Interestingly, Base Command is initially available only through a premium monthly subscription running on hosted SuperPod infrastructure. The minimum configuration is 4 DGX servers and costs $90,000 a month. To put that into perspective, a single DGX costs from $200,000 to $400K. So, while this service is intended to help Enterprises begin their journey at a lower cost and effort, it is still a sizable investment. Amazon AWS and Google Cloud intend to support the platform later this year as a service. NVIDIA envisions early customers will first get comfortable with Base Command on the SuperPod and then migrate to on-premises or public cloud infrastructure. It will be interesting to see how much traction NVIDIA is able to generate for this new offering.

Base Command adds to an already impressive suite of software for AI and HPC from NVIDIA, including AI Enterprise (which will be generally available this August) and the collaboration platform called Omniverse Enterprise. Both are built on VMware vSphere, easing enterprise infrastructure management. And the NVIDIA GPU Cloud continues to grow, with hundreds of fully integrated, optimized and tested application containers.

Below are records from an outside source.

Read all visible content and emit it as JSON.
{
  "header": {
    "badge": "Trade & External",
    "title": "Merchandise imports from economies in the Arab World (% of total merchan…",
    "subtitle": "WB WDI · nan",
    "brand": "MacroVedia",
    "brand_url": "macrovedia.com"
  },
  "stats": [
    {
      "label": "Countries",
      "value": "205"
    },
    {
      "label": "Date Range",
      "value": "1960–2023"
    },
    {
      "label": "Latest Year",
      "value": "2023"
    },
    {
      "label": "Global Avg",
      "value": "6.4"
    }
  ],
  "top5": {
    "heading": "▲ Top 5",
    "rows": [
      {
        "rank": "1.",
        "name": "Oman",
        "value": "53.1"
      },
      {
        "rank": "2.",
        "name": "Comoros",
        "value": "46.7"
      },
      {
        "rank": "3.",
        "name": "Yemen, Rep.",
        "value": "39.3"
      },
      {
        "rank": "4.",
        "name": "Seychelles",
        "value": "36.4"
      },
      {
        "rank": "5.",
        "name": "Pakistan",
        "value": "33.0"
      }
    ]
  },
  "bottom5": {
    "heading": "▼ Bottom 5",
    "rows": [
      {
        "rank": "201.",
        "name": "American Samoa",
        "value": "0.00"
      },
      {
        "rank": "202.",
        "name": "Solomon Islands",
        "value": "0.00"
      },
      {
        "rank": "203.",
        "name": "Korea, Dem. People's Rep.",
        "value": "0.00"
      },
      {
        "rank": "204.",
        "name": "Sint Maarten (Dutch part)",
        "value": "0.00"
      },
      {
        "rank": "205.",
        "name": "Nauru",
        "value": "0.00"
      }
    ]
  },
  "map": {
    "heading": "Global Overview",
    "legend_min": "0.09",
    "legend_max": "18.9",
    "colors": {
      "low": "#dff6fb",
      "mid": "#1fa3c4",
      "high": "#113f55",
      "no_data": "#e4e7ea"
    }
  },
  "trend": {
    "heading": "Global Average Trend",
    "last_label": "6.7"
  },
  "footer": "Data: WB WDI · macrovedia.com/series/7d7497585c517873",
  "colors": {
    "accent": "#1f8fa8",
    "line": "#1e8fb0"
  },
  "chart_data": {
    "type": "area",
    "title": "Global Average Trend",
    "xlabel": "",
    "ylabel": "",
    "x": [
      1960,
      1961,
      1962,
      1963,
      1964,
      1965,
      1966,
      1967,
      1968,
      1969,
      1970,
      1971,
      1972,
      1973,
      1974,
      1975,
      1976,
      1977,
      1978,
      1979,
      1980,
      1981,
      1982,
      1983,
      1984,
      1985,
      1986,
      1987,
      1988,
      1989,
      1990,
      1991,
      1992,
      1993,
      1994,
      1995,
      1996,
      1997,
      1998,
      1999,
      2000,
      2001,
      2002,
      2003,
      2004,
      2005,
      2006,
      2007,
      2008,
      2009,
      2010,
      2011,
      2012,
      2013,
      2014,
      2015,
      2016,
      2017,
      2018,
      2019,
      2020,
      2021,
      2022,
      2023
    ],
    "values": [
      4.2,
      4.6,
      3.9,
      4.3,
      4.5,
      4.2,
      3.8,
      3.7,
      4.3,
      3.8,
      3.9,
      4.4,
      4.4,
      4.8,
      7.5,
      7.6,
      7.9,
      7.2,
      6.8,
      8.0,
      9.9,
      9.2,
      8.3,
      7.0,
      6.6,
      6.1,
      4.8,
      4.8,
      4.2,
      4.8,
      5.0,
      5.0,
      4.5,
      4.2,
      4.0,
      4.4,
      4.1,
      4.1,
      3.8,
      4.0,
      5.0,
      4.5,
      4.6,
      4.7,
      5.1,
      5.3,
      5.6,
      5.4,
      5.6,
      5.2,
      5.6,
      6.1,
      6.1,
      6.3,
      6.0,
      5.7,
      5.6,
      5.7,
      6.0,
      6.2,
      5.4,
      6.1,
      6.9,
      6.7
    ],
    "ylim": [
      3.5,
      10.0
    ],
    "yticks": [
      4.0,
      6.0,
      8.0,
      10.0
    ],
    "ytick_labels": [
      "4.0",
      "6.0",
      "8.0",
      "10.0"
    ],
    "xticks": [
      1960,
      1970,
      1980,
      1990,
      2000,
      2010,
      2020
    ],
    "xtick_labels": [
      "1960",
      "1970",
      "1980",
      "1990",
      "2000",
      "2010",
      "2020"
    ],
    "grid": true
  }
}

Finally, NVIDIA announced expansions of its NVIDIA Certified program, adding support for the BlueField DPU data center control SmartNIC and future Arm CPUs for accelerated computing. The company declined to name the Arm CPU partners, given the long time-frame, but we suspect Ampere to be among the first.

 

Conclusions

These announcements form a significant milestone for NVIDIA, adding more software for enterprise AI and HPC adoption, while expanding the ecosystem to support DPUs and Arm CPUs in the future. We suspect NVIDIA will put their own Grace Arm-based CPU platform into the mix in 2023/4, not available as merchant silicon but as integrated motherboards with CPUs, DPU’s and GPUs for OEM sales support.

NVIDIA is quickly transitioning from a chip company to full accelerated computing infrastructure company, or as Jensen would put it, a data center provider, which should drive incremental high-margin revenue.